Once again the Americans ignore the ruling against them on softwood lumber and simply refuse to abide by the present Free Trade Agreement. We knew it was going to be like this all the time. They do it on every occasion that doesn't suit them. Most of Canada's premiers are acknowledging that fact. The Toronto Star says it is meaningless. Others say it is useless as long as American lobbyists have control of the US government. (in Canada, 94 percent of our forest lumber production is on public lands. The majority of American lumber is produced from private lands. Those private people don't want competition.)
Does it look like it will improve? Nope. Time to end the agreement altogether? Yep.

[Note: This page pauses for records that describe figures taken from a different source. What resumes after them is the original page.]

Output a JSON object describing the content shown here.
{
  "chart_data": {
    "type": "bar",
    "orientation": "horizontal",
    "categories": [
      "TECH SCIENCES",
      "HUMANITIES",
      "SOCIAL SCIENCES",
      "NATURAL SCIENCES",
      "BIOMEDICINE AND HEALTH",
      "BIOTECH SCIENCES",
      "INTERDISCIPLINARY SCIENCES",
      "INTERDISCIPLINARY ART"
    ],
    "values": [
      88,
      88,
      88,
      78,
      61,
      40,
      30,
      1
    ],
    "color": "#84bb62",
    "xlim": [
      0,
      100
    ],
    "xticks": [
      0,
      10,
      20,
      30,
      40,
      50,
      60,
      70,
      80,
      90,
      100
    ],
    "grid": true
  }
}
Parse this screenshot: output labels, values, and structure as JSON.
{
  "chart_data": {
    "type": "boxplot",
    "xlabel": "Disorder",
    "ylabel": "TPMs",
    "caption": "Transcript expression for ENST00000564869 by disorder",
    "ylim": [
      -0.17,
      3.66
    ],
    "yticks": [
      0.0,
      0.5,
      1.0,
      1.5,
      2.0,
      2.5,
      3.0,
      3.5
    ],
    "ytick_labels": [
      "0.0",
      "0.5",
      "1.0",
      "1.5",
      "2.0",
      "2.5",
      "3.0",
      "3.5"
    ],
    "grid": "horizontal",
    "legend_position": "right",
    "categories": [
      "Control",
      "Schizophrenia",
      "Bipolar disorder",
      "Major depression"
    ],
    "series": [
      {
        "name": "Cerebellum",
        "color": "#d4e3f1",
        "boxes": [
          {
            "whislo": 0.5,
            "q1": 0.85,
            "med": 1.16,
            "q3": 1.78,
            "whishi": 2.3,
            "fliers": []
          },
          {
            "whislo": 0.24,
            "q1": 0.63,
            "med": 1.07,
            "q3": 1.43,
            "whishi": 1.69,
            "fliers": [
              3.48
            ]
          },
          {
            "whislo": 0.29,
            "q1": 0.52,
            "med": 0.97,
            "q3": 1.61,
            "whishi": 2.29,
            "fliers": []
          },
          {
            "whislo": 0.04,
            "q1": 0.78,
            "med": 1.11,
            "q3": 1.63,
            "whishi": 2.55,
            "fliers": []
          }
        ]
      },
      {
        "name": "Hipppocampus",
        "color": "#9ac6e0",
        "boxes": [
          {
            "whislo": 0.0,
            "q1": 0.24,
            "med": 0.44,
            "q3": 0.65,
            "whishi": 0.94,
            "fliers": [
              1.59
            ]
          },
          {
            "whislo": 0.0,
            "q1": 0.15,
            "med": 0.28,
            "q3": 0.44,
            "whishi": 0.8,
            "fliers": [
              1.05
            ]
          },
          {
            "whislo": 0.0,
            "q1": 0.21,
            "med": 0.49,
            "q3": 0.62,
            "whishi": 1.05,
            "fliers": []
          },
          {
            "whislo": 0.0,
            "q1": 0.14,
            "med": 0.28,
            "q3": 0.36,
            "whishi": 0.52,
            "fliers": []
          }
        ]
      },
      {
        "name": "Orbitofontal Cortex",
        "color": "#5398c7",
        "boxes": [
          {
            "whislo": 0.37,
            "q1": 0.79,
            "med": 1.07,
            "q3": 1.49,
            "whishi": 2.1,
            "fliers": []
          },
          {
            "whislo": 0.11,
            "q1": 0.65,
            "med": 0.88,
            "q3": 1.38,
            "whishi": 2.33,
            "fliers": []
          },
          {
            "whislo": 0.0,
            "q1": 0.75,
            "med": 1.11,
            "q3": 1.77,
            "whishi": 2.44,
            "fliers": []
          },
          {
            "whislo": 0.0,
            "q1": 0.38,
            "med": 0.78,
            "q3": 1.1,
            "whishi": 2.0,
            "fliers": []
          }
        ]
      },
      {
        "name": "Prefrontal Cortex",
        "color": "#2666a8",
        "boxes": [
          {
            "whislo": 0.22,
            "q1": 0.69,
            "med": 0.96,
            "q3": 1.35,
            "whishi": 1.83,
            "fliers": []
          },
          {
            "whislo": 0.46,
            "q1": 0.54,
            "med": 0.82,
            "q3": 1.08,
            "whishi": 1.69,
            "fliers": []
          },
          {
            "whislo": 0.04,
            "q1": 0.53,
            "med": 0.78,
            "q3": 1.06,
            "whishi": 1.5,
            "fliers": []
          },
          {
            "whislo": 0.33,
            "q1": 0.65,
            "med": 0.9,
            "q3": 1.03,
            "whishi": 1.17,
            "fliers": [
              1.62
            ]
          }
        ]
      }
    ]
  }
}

In Canada we have whatever the US wants. We should be getting a premium price for it anyway. We should be giving Canadians a break on our own resources and paying for that break by charging others more. Just like a baker gets his family bread for 50 cents and charges everyone else $2. That's just the way it should be.
America is sniffing at our Alberta Tar Sands. There's enough oil there to supply North America for hundreds of years! We need to ensure that whatever we sell anyone else, that Canadians get the benefit.
America wants to build a pipeline from our natural gas resources directly to America. We should forget that and dole out to them what WE think they can have.
We should stop shipping raw logs to the US. Recover our mills and start offering them finished lumber. Why not support Canadian mill workers instead of American mill workers?
We should control our electrical energy resource more carefully. The last time California didn't pay for it when they got into a crunch! THEN they had the nerve to sue us and say we were charging them too much anyway! And they wanted us TO PAY THEM!
Our water resources are huge. The potential is huge. But only with a fair trading partner.
The examples are endless!
These suggestions are not in any way vindictive, but only smart management of our resources. We should have a 'Canada First' policy.
Meanwhile, all those latin countries now negotiating trade agreements with the United States need to take heed of this attitude. It doesn't bode well for them either.
Cancel the Free Trade Agreement. The five years notice needs to begin now. Meanwhile we should take back control of our resource companies and send a blunt message about our sovereignty.